Jean, a retiree, told the WSWS, “I do not want my children and grandchildren, and the population overall, to be victims of this law that will be voted. The street and the people must speak as loud as possible. … Workers and students must take their struggles into their own hands, say ‘no’ to the pension cut and many other things besides, including to profit in an unfair system in which a minority tells everyone what to do.”

On Macron’s increase of the defense budget, Jean said, “I oppose militarism, political parties and the people should decide on military budgets. Preparations for war are dangerous for us.

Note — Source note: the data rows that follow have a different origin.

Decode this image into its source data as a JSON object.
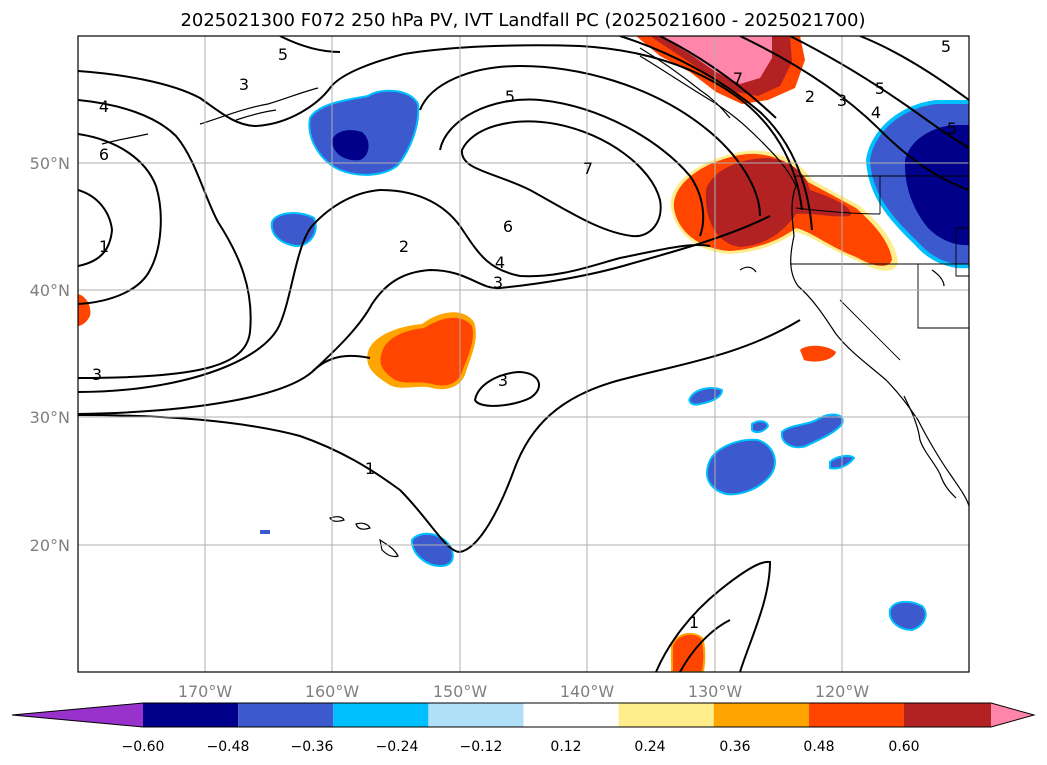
{
  "figure": {
    "title": "2025021300 F072 250 hPa PV, IVT Landfall PC (2025021600 - 2025021700)"
  },
  "map": {
    "lon_ticks": [
      "170°W",
      "160°W",
      "150°W",
      "140°W",
      "130°W",
      "120°W"
    ],
    "lat_ticks": [
      "50°N",
      "40°N",
      "30°N",
      "20°N"
    ]
  },
  "colorbar": {
    "levels": [
      "−0.60",
      "−0.48",
      "−0.36",
      "−0.24",
      "−0.12",
      "0.12",
      "0.24",
      "0.36",
      "0.48",
      "0.60"
    ],
    "colors": [
      "#9932cc",
      "#00008b",
      "#3c5acd",
      "#00bfff",
      "#b0e0f8",
      "#ffffff",
      "#ffec8b",
      "#ffa500",
      "#ff4500",
      "#b22222",
      "#ff85aa"
    ]
  },
  "contour_labels": [
    "5",
    "3",
    "4",
    "6",
    "7",
    "1",
    "2",
    "5",
    "3",
    "6",
    "7",
    "2",
    "4",
    "3",
    "3",
    "1",
    "1",
    "1",
    "2",
    "3",
    "4",
    "5",
    "5",
    "5"
  ]
}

But it is not just a matter of the military budget, there is also the austerity diktat from Brussels. There’s an entire series of things that we must fight overall.”

“When we send tanks to Ukraine and increase the military budget, personally I do not find myself in agreement with that,” he continued. “Sending tanks to Ukraine is getting one’s fingers caught in a vicious struggle that will press Russia to say, OK, we will defend ourselves because we are surrounded on all sides. It is very serious, then they will try to ramp up the adoption of measures of all sorts; states of emergency, pension cuts like today.”

Jean said he agreed with an international struggle by the workers, independent of the union bureaucracies. “Bringing together workers on an international level, it is important … You start to realize that the forces of capital always are one step ahead of the game. But today we are here to defend ourselves.”